Mais le pilote abandonné ne peut pas le savoir. Alors le voilà gros Jean comme devant, sur une plage inconnue, avec des dangers qui rôdent un peu partout. Durant les premiers jours, il traverse une terrible période d'abattement, puis il s'organise peu à peu. Ce salaud de capitaine ne lui a même pas laissé un sac de riz comme dans Koh Lanta. Cependant il n'est pas totalement démuni. Avant de s'éloigner, les marins lui ont jeté un fusil avec un peu de poudre, des balles, du tabac, une hache, un couteau, une bouilloire, une bible, d'autres livres, et ses instruments de mathématiques pour naviguer. Notre Robinson écossais bâtit deux huttes, confectionne des ustensiles en bois, tue des chèvres abandonnées dans l'île par de précédents visiteurs. Il mange des huîtres, de grosses langoustines. Pour se défendre des rats qui lui rongent les pieds durant son sommeil, il domestique des chats retournés à la vie sauvage. Pas grand-chose lui manque, finalement, sinon un compagnon. Pas de Vendredi pour lui tenir la main, seules des chèvres lui rendent aimablement service quand le manque de femme se fait trop cruel... C'est en tout cas ce qui se dira lors de son retour. Après deux ans de solitude, l'abandonné aperçoit un premier navire qui jette l'ancre devant l'île. Malédiction, ce sont des Espagnols. Il craint d'être tué ou transformé en esclave, aussi se cache-t-il des marins en grimpant en haut d'un arbre. Avant de partir, ceux-ci détruisent son camp. Mais de cannibales, pas la queue d'un !

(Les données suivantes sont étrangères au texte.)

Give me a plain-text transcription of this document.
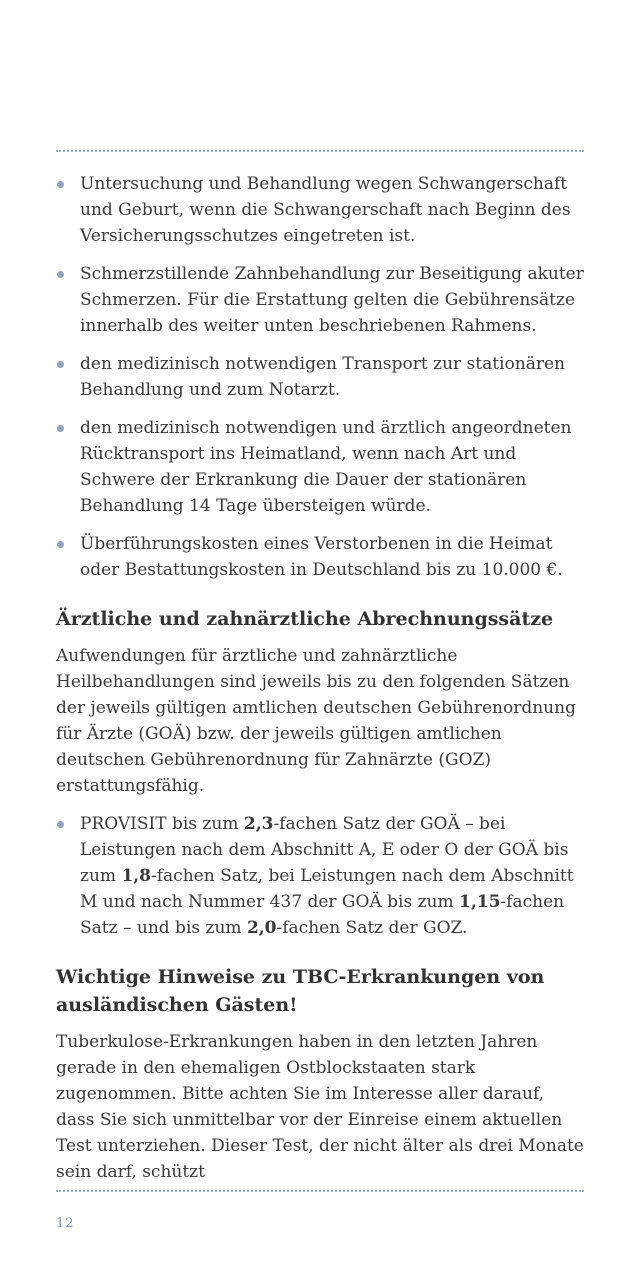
Untersuchung und Behandlung wegen Schwangerschaft und Geburt, wenn die Schwangerschaft nach Beginn des Versicherungsschutzes eingetreten ist.
Schmerzstillende Zahnbehandlung zur Beseitigung akuter Schmerzen. Für die Erstattung gelten die Gebührensätze innerhalb des weiter unten beschriebenen Rahmens.
den medizinisch notwendigen Transport zur stationären Behandlung und zum Notarzt.
den medizinisch notwendigen und ärztlich angeordneten Rücktransport ins Heimatland, wenn nach Art und Schwere der Erkrankung die Dauer der stationären Behandlung 14 Tage übersteigen würde.
Überführungskosten eines Verstorbenen in die Heimat oder Bestattungskosten in Deutschland bis zu 10.000 €.
Ärztliche und zahnärztliche Abrechnungssätze

Aufwendungen für ärztliche und zahnärztliche Heilbehandlungen sind jeweils bis zu den folgenden Sätzen der jeweils gültigen amtlichen deutschen Gebührenordnung für Ärzte (GOÄ) bzw. der jeweils gültigen amtlichen deutschen Gebührenordnung für Zahnärzte (GOZ) erstattungsfähig.

PROVISIT bis zum 2,3-fachen Satz der GOÄ – bei Leistungen nach dem Abschnitt A, E oder O der GOÄ bis zum 1,8-fachen Satz, bei Leistungen nach dem Abschnitt M und nach Nummer 437 der GOÄ bis zum 1,15-fachen Satz – und bis zum 2,0-fachen Satz der GOZ.
Wichtige Hinweise zu TBC-Erkrankungen von ausländischen Gästen!

Tuberkulose-Erkrankungen haben in den letzten Jahren gerade in den ehemaligen Ostblockstaaten stark zugenommen. Bitte achten Sie im Interesse aller darauf, dass Sie sich unmittelbar vor der Einreise einem aktuellen Test unterziehen. Dieser Test, der nicht älter als drei Monate sein darf, schützt

12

Enfin, le 2 février 1709, après quatre ans et quatre mois de solitude (et pas 28 ans !), le navire anglais de Woodes Roger jette l'ancre devant l'île Mas-a-Tierra. Selkirk est sauvé. Peu à peu, il se refait une santé, il retrouve la parole et ses réflexes de marin. Au cours des deux années qui suivent, il combat sous les ordres du capitaine Roger qui lui finit même par lui confier le commandement d'un de ses navires. Quand il regagne l'Angleterre, sa part de butin le rend riche. Un journaliste raconte son histoire, et le capitaine Roger publie son journal de bord, dans lequel il a couché toute l'histoire de Selkirk. C'est sans doute à cette époque que Daniel Defoe s'en inspire pour rédiger son Robinson Crusoé. Le véritable Robinson, lui, reprend la mer en 1720, à 44 ans, comme officier à bord d'un vaisseau de guerre anglais partant combattre les pirates du golfe de Guinée. Selkirk périt l'année suivante, après être tombé à l'eau lors d'une tempête, à moins qu'il n'ait été victime de la fièvre jaune. On ne le sait pas trop.